If life insurers, automakers, banks, and stockbrokers can get stimulus money from Washington, why not primary care?
Much has been said about primary care being the keystone (as Senator Baucus so aptly described it in his white paper) of a high performing health care system.
Yet we also know that primary care is experiencing death by a thousand cuts. Established primary care practices are struggling to survive. Young physicians in droves are turning to higher paid specialties.

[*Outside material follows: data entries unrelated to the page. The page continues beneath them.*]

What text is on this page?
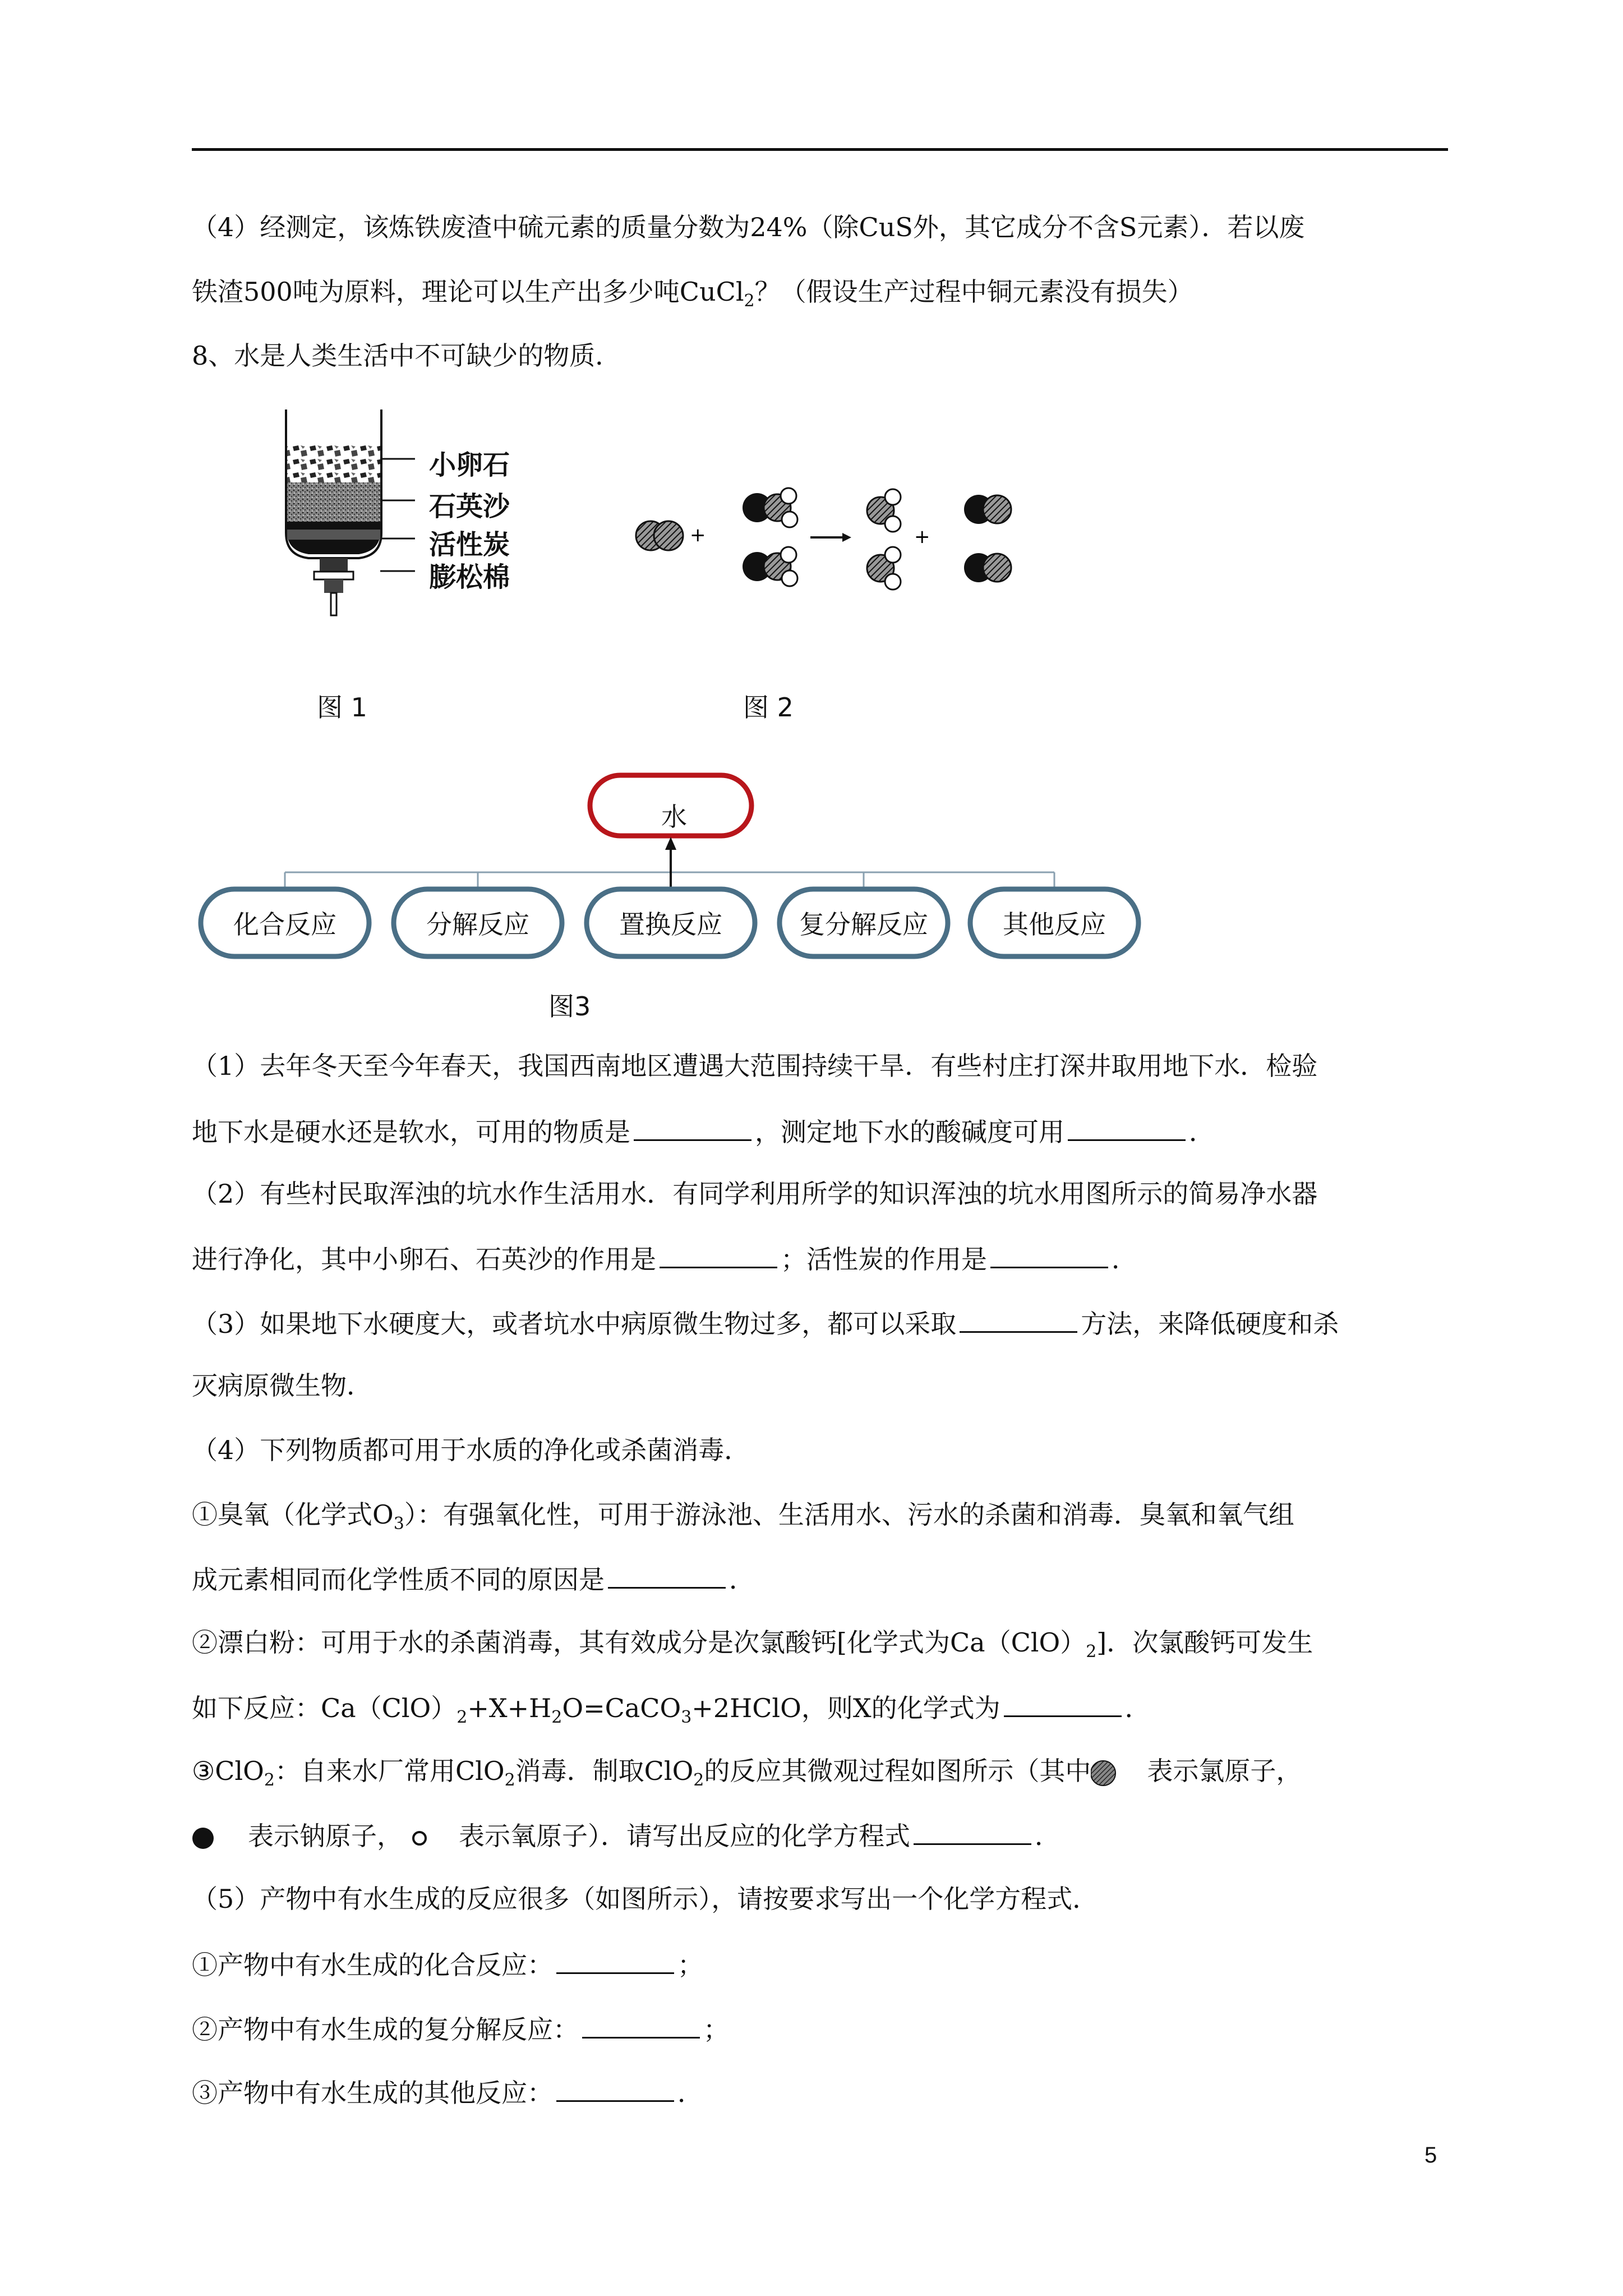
（4）经测定，该炼铁废渣中硫元素的质量分数为24%（除CuS外，其它成分不含S元素）．若以废
铁渣500吨为原料，理论可以生产出多少吨CuCl$_2$？（假设生产过程中铜元素没有损失）
8、水是人类生活中不可缺少的物质．
小卵石
石英沙
活性炭
膨松棉
图 1
+	+
图 2
水
化合反应	分解反应	置换反应	复分解反应	其他反应
图3
（1）去年冬天至今年春天，我国西南地区遭遇大范围持续干旱．有些村庄打深井取用地下水．检验
地下水是硬水还是软水，可用的物质是	，测定地下水的酸碱度可用	．
（2）有些村民取浑浊的坑水作生活用水．有同学利用所学的知识浑浊的坑水用图所示的简易净水器
进行净化，其中小卵石、石英沙的作用是	；活性炭的作用是	．
（3）如果地下水硬度大，或者坑水中病原微生物过多，都可以采取	方法，来降低硬度和杀
灭病原微生物．
（4）下列物质都可用于水质的净化或杀菌消毒．
①臭氧（化学式$O_3$）：有强氧化性，可用于游泳池、生活用水、污水的杀菌和消毒．臭氧和氧气组
成元素相同而化学性质不同的原因是	．
②漂白粉：可用于水的杀菌消毒，其有效成分是次氯酸钙[化学式为$Ca(ClO)_2$]．次氯酸钙可发生
如下反应：$Ca(ClO)_2+X+H_2O=CaCO_3+2HClO$，则X的化学式为	．
③ClO$_2$：自来水厂常用ClO$_2$消毒．制取ClO$_2$的反应其微观过程如图所示（其中 表示氯原子，
表示钠原子， 表示氧原子）．请写出反应的化学方程式	．
（5）产物中有水生成的反应很多（如图所示），请按要求写出一个化学方程式．
①产物中有水生成的化合反应：	；
②产物中有水生成的复分解反应：	；
③产物中有水生成的其他反应：	．
5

President-elect Obama seems to understand. During the campaign, he observed that "primary care providers and public health practitioners have and will continue to lead efforts to protect and promote the nation's health. Yet, the numbers of both are dwindling."
His comments are on the mark: two recent studies published by the Association of American Medical Colleges and Health Affairs project a shortage of about 44,000-46,000 primary care physicians for adults.
When I met with the Obama transition team a few weeks ago, one of his staffers closed with a question, "What could be done in an economic stimulus package to help the economy and lay the foundation for comprehensive health care reform?"
ACP's answer: provide economic assistance to internists and other primary care physicians.
In a letter delivered today to Senator Tom Daschle, Obama's pick for Secretary of Health and Human Services, ACP proposed that primary care physicians receive a 10% Medicare payment bonus for all approved charges paid by Medicare through 2010.
We also proposed creation of economic incentives, directed toward primary care physicians in smaller practices, to acquire specific health information technology applications to support care coordination in a Patient-Centered Medical Home.
The letter goes on to make the case that the loss of even one primary care practice in a community during these tough economic times will put thousands of patients in the impossible situation of trying to find a new primary care physician, when most of the surviving primary care practices already are at full capacity and unable to take on any new patients.
We know that even a 10% increase in Medicare payments for primary care will not bring primary care earnings up to the point where they are competitive with other specialties, given the wide gaps that currently exist. But it would help struggling primary care practices keep their doors open for the next 18 months. It would also send a signal to medical students and residents that the new administration and Congress are committed to taking an important first step to making primary care an attractive and competitive career choice.
Today's questions: Do you agree that primary care should receive economic stimulus dollars? And how much more do you think primary care would need to be paid to be a competitive career choice?